What is an Industrial Ethernet Switch?

An industrial Ethernet switch is a type of network switch that is built to withstand the demands of industrial use. Industrial-grade network equipment is required for oil rigs, railways, manufacturing plants, and other applications that must withstand a wide range of temperature, humidity, vibration, electrical noise, and physical contamination (oil, water sprays).

To achieve the goal of improved operations, today’s digital transformation initiatives necessitate data connectivity throughout the architecture. These demands entail the extraction of useful information from devices, assets, and processes. This is required not only to automate processes, but also to offer information from auxiliary activities like energy management, environmental monitoring, and associated performance indicators, all of which have the potential to improve operations. OEMs are increasingly relying on industrial Ethernet capabilities to create value, differentiate offers, gain a competitive edge, and satisfy customer demands for Industry 4.0 and Industrial IoT (IIoT).

Industrial automation engineers adapted Ethernet to meet the strict, deterministic-network requirements of manufacturing automation environments and industrial networking solutions, resulting in industrial switches.

Types of Industrial Ethernet Switches include:

Unmanaged switches

Managed switches

PoE switches

Rackmount switches

Hardened Ethernet Switches

While 5G networks have a lot of potential in the future, industrial Ethernet wireline networks are the present technology of choice for connecting industrial and infrastructure applications. In comparison to legacy Fieldbus and most contemporary wireless options, Ethernet’s benefits in essential performance categories such as speed, bandwidth, and capacity remain appealing.

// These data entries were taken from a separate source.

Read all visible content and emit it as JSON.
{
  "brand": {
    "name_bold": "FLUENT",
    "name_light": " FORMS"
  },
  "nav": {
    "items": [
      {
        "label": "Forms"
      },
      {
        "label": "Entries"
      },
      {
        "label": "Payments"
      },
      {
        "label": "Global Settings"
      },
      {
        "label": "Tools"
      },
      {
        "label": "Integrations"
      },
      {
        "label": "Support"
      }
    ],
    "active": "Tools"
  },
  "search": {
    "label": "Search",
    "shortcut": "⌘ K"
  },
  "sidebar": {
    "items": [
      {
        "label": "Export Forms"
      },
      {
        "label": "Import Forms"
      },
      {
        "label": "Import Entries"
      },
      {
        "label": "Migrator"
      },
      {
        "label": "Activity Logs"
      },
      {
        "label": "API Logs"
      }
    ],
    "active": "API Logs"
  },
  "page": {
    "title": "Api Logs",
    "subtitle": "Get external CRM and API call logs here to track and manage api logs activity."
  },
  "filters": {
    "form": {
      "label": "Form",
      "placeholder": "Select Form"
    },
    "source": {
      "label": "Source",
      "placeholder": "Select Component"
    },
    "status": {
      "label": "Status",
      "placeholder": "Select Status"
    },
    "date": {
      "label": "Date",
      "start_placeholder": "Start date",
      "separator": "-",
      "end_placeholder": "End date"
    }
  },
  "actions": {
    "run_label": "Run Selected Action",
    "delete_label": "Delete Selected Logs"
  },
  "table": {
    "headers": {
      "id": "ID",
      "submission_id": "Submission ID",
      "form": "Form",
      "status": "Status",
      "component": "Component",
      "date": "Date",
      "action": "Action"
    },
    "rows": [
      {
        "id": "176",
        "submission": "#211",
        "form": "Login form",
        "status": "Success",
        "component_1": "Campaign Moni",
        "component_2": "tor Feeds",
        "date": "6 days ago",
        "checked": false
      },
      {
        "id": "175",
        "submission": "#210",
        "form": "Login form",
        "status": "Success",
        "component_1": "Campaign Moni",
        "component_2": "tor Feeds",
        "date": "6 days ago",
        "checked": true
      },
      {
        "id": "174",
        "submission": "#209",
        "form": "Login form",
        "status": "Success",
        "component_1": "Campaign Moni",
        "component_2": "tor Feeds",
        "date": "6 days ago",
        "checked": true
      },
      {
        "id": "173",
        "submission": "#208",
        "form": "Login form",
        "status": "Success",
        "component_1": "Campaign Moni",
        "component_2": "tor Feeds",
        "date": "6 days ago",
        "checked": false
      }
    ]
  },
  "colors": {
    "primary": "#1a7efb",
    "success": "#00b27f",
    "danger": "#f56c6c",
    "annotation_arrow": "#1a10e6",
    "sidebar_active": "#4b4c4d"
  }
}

Ethernet technology continues to evolve, extending its reach and capabilities. Faster speeds, more bandwidth, higher wattage PoE (Power over Ethernet), and the promise of standard real-time deterministic Ethernet are only a few of the most significant improvements.

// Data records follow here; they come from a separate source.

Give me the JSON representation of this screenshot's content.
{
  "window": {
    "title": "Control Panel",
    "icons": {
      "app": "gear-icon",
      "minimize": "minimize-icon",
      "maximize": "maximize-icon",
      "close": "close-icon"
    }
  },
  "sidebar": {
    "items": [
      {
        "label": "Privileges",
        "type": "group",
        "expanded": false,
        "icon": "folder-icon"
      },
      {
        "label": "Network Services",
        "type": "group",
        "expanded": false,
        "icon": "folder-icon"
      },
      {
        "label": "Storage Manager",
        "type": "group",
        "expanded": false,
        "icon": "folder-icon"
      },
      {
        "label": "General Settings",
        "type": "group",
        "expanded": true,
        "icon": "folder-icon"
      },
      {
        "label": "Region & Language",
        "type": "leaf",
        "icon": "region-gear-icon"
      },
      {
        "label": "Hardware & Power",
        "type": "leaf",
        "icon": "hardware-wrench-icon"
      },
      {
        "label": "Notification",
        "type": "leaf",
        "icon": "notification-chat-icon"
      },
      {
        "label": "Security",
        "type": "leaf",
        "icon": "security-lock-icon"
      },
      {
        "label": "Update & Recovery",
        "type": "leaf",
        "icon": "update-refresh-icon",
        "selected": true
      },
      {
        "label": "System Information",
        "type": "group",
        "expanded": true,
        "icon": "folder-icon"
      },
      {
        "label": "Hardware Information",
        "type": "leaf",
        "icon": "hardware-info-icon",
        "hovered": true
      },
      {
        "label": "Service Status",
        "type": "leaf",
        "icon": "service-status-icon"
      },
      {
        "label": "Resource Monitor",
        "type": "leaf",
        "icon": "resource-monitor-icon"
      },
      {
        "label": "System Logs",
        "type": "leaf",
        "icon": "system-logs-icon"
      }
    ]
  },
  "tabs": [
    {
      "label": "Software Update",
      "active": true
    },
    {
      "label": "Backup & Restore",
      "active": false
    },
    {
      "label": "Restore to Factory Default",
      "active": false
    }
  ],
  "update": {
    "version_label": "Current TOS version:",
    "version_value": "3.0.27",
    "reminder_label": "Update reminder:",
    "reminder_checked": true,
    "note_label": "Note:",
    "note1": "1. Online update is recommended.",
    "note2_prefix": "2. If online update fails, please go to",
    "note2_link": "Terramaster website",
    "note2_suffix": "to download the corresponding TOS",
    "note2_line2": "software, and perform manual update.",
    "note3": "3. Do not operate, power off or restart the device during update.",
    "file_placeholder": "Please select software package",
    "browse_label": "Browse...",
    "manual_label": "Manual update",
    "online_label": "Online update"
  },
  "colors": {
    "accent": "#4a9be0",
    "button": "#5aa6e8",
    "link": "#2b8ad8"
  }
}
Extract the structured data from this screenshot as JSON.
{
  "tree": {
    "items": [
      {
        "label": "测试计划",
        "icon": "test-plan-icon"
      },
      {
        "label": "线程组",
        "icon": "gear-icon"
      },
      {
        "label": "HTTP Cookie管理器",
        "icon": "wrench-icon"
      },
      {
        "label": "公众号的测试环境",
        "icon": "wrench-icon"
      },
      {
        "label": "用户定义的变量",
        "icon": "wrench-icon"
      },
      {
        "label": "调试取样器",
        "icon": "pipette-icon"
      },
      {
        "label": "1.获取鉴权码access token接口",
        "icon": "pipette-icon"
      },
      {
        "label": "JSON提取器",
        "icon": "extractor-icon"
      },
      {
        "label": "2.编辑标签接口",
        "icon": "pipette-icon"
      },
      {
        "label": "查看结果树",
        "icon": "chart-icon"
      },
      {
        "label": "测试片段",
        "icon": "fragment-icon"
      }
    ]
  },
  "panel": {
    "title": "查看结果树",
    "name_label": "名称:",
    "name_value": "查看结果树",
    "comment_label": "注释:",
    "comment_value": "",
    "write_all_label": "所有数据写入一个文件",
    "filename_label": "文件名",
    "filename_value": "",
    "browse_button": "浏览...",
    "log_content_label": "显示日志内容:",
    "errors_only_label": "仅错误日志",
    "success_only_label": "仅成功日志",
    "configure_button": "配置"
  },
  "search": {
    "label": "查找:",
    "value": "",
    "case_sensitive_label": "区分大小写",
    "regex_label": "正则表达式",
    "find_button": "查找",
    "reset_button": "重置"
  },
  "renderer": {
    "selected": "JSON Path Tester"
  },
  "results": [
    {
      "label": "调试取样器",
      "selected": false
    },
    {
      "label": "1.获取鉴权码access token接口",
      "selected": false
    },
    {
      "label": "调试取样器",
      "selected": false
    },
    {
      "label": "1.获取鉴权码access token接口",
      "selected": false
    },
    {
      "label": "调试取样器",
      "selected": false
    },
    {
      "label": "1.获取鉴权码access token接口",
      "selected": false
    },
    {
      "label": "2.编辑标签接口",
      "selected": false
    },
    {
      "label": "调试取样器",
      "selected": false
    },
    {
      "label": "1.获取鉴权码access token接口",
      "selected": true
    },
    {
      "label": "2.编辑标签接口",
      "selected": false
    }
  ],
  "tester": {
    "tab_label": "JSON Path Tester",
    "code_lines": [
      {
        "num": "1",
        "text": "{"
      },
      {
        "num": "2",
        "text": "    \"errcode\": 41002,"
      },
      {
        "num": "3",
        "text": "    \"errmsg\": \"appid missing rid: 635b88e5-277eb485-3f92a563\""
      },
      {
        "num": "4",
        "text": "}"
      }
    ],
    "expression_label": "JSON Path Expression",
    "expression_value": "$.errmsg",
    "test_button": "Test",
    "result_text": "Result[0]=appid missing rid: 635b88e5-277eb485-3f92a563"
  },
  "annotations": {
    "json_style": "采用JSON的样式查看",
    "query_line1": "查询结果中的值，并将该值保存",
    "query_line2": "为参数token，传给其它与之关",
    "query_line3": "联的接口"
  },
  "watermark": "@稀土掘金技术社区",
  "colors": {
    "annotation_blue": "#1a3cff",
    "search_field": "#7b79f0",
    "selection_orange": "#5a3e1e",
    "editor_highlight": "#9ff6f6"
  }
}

From cloud-centric systems to ones that increasingly rely on the industrial edge, digital transformation techniques have changed. Customers are looking to the edge to overcome issues with latency, bandwidth, OT protocol support, and security that cloud-centric methods have. As a result, methods like “edge where you can; cloud where you must” emerge.

The edge idea is changing in response to more nuanced edge-to-cloud linkages, including continued tiering into a connectivity-centric “thin edge” vs. a compute-and-storage-oriented “thick edge,” which is defined by increased capability inherent in devices like industrial edge servers.

With continuous reliance on gateways, routers, and thick edge devices for edge-to-cloud integration and edge computing, industrial Ethernet switches (IES) will stay firmly planted in their connection position at the thin edge of this evolving multi-tiered stack. Most top IES vendors’ strategies reflect this, with many relying on thick edge devices for edge-to-cloud integration. Cisco, the market share leader, is an exception, with its IOx edge compute platform offered in its IE 4000 switches and across its network infrastructure portfolio.

The Network Infrastructure Tier is Continually Changing

Due to ongoing technological growth and standardization, the thin edge or connection tier is undergoing significant changes. This is true not only in terms of the growing number of devices available that meet industry-specific requirements in segments like transportation (EN50155), electric power T&D (IEC 61850-3), and surveillance (PoE), but also in terms of technology areas like Gigabit Ethernet, Time-Sensitive Networks (TSN), Industrial IoT, and network management, to name a few.

The reach and capabilities of industrial Ethernet systems are expanding as Ethernet technology advances. Suppliers are reacting by developing switches that enable GB, 2.5 GB, and 10 GB speeds, as speed and bandwidth continue to rise. PoE standards, which are critical for powering edge devices like wireless access points and video cameras used in surveillance applications, are also evolving, with devices that support the new 90-watt IEEE 802.3bt standard, which was ratified in 2018, currently on the market.